Monday, May 08, 2006

Retail Therapy

Well today has been… tiring.
I ‘m looking everywhere for this Christian book called Victim of love. Now I’ve ordered it.
I brought two other books – they look good now I just have to pry myself off the computer long enough to be able to read them.

I used to be such a bookworm but a busy life style took over.
The book really has to grab me and say read me.
I think I’ve over done the retail therapy for awhile. I started to feel bad that I’ve brought so much for myself.
I needed it, I needed a kick in fashion. I don’t feel that much better but I guess I’d feel worse if I didn’t get the clothes.
I made a decision that this winter I’m not going to wear black, brown dull boring winter colours instead I’m going colour.
Pink, green, red, blue anything a little more colourful and happy.
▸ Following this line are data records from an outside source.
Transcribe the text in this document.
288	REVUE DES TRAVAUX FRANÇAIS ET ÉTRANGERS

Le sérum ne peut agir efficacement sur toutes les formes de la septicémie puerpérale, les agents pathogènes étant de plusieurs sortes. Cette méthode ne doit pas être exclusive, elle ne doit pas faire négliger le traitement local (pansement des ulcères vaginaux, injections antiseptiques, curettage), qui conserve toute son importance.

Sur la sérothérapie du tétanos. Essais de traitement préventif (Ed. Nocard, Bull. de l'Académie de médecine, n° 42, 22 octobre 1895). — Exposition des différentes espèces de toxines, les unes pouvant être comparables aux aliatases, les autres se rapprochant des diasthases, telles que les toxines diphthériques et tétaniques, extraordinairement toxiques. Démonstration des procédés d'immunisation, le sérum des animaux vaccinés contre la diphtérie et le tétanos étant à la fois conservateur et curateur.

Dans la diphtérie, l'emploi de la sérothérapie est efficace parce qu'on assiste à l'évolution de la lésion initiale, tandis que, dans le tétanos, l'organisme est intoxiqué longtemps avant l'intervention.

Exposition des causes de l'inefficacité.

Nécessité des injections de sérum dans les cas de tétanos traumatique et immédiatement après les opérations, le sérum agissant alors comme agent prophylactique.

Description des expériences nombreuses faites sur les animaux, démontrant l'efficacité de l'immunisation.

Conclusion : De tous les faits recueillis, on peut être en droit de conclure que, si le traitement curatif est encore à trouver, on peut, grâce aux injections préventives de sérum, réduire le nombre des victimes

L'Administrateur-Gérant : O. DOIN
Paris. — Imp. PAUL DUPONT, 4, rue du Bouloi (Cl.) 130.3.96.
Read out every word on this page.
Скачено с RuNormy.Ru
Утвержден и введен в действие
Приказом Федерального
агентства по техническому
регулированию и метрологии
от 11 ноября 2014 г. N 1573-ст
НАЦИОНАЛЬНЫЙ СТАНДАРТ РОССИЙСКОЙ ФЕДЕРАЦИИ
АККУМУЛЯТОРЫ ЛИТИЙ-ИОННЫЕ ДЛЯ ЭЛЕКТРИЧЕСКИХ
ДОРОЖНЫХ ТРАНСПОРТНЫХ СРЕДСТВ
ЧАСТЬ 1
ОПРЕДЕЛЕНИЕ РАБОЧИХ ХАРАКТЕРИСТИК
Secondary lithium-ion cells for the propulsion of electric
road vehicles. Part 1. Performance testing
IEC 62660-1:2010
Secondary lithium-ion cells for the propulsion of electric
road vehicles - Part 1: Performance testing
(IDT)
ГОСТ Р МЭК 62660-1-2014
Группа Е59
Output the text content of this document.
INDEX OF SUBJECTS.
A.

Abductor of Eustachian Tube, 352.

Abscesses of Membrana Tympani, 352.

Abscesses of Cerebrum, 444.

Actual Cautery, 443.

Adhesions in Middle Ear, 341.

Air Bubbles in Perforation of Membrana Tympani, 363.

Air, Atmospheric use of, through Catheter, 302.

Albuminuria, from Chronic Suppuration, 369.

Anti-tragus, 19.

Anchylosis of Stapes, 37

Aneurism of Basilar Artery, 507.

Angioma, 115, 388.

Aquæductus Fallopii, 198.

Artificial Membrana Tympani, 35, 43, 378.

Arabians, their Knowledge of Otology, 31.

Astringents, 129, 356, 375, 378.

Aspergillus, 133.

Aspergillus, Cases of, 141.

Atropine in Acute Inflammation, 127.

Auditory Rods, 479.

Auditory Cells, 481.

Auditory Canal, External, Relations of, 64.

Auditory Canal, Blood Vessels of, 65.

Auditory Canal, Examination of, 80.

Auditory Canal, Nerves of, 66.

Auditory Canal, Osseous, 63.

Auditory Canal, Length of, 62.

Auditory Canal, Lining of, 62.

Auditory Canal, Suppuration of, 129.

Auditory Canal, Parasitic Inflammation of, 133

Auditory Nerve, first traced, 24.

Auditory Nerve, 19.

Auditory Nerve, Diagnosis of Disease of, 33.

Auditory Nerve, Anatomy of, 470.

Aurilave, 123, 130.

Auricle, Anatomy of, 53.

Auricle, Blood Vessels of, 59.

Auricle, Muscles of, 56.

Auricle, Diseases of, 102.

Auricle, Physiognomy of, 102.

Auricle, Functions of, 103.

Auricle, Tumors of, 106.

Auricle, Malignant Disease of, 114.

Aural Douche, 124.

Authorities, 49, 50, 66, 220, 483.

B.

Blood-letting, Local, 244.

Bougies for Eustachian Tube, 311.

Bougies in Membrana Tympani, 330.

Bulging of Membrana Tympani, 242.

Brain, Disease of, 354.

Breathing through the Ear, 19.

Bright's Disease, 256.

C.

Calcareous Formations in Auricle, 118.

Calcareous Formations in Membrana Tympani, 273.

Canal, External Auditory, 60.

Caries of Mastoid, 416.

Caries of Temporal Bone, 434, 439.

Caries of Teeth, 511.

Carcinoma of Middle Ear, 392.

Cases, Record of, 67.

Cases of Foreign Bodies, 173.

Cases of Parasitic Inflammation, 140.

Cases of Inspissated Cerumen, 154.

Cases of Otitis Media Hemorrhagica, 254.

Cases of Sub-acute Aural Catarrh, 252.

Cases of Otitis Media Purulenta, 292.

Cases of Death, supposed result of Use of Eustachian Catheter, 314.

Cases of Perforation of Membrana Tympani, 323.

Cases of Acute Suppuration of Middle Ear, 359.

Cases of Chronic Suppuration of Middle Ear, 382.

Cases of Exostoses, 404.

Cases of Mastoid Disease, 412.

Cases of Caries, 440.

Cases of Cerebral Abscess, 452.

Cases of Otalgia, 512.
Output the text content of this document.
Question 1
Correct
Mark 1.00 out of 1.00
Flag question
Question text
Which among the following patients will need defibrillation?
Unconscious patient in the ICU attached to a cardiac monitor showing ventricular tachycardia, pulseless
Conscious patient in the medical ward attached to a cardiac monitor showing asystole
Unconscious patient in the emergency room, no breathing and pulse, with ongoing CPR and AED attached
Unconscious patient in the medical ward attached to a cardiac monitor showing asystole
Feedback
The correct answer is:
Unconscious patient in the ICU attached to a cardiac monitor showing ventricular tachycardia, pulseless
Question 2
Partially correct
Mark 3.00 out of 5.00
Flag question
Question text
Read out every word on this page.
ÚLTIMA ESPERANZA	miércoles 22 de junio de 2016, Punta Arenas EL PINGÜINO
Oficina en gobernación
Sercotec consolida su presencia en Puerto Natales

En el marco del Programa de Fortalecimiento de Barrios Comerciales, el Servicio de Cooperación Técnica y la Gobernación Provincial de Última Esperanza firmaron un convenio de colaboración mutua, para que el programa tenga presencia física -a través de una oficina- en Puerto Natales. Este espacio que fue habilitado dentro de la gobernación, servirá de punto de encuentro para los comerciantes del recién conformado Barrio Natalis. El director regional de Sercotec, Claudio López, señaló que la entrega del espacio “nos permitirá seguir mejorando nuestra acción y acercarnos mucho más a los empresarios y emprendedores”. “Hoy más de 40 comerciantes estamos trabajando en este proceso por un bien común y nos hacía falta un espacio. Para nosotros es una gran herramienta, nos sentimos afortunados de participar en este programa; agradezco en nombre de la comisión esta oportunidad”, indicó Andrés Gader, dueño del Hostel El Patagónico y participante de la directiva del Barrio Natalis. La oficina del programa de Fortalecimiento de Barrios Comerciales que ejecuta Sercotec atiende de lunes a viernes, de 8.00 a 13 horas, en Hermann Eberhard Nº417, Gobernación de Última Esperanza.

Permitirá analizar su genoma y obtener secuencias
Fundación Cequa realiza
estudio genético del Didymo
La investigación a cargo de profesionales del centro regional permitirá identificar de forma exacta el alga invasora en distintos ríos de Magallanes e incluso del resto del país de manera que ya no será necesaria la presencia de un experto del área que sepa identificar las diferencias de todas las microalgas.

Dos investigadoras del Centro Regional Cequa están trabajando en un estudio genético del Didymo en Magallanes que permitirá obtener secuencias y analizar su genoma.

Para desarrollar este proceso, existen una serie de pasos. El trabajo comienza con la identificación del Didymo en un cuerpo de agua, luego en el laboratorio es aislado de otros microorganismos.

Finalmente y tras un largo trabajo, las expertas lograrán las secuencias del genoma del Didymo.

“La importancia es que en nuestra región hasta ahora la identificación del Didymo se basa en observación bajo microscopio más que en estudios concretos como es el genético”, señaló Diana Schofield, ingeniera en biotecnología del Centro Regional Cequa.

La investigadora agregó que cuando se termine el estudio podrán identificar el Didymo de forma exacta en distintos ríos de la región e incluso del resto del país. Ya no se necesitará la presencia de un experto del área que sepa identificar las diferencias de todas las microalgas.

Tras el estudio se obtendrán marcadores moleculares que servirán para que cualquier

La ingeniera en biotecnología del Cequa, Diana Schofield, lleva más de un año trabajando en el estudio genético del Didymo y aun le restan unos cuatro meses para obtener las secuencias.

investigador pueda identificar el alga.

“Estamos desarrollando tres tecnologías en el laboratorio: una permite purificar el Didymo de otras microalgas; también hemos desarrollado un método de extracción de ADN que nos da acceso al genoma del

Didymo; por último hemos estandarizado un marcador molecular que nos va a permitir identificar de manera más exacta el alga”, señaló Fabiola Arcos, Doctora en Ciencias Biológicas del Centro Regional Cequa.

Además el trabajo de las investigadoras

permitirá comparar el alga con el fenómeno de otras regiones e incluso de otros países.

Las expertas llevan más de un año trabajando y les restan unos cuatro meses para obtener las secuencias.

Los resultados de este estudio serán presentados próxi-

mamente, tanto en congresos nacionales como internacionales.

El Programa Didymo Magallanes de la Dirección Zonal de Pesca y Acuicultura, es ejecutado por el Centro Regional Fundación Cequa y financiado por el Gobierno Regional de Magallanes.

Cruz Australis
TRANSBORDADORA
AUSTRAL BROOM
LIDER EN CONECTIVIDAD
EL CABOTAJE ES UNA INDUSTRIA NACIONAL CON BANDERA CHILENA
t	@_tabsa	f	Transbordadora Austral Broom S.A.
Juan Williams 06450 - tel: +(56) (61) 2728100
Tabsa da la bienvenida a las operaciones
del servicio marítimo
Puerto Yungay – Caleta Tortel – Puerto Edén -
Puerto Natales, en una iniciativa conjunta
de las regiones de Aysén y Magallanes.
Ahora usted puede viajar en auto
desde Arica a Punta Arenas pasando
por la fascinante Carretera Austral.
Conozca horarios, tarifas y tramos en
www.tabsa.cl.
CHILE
I’m going out tomorrow night. Come rain, hail, shine, snow or vomit - I’m going.
Ian has text me and emailed me to make sure that I come along.
I would have gone last week but I was soooo tired I just couldn’t go out.
I have to get up at 5am the next morning to go to work but I have to go.
I want to go and see/support him.

Eve. Hmmm. He went for a job interview today. I found myself praying for him.
Yeah... It's still just what it is.

Damon has gone up to my mums with my brother for two and a half days.
I’m to tired to walk him and it’s not fair that he can’t run around. I missed him this morning. I woke up and he wasn’t there to get me up with his kisses and his good morning eyes and smile…. Oh he’s sooo cute.

I need to go to sleep now – 4.15pm. I have to I’m just so tired.
I need to get up at 5 tomorrow too. I’m thinking that I’m going to have to cut down on my hours. After working 9 days straight am and pm shifts – I just got to tired and I can’t seem to pick myself up.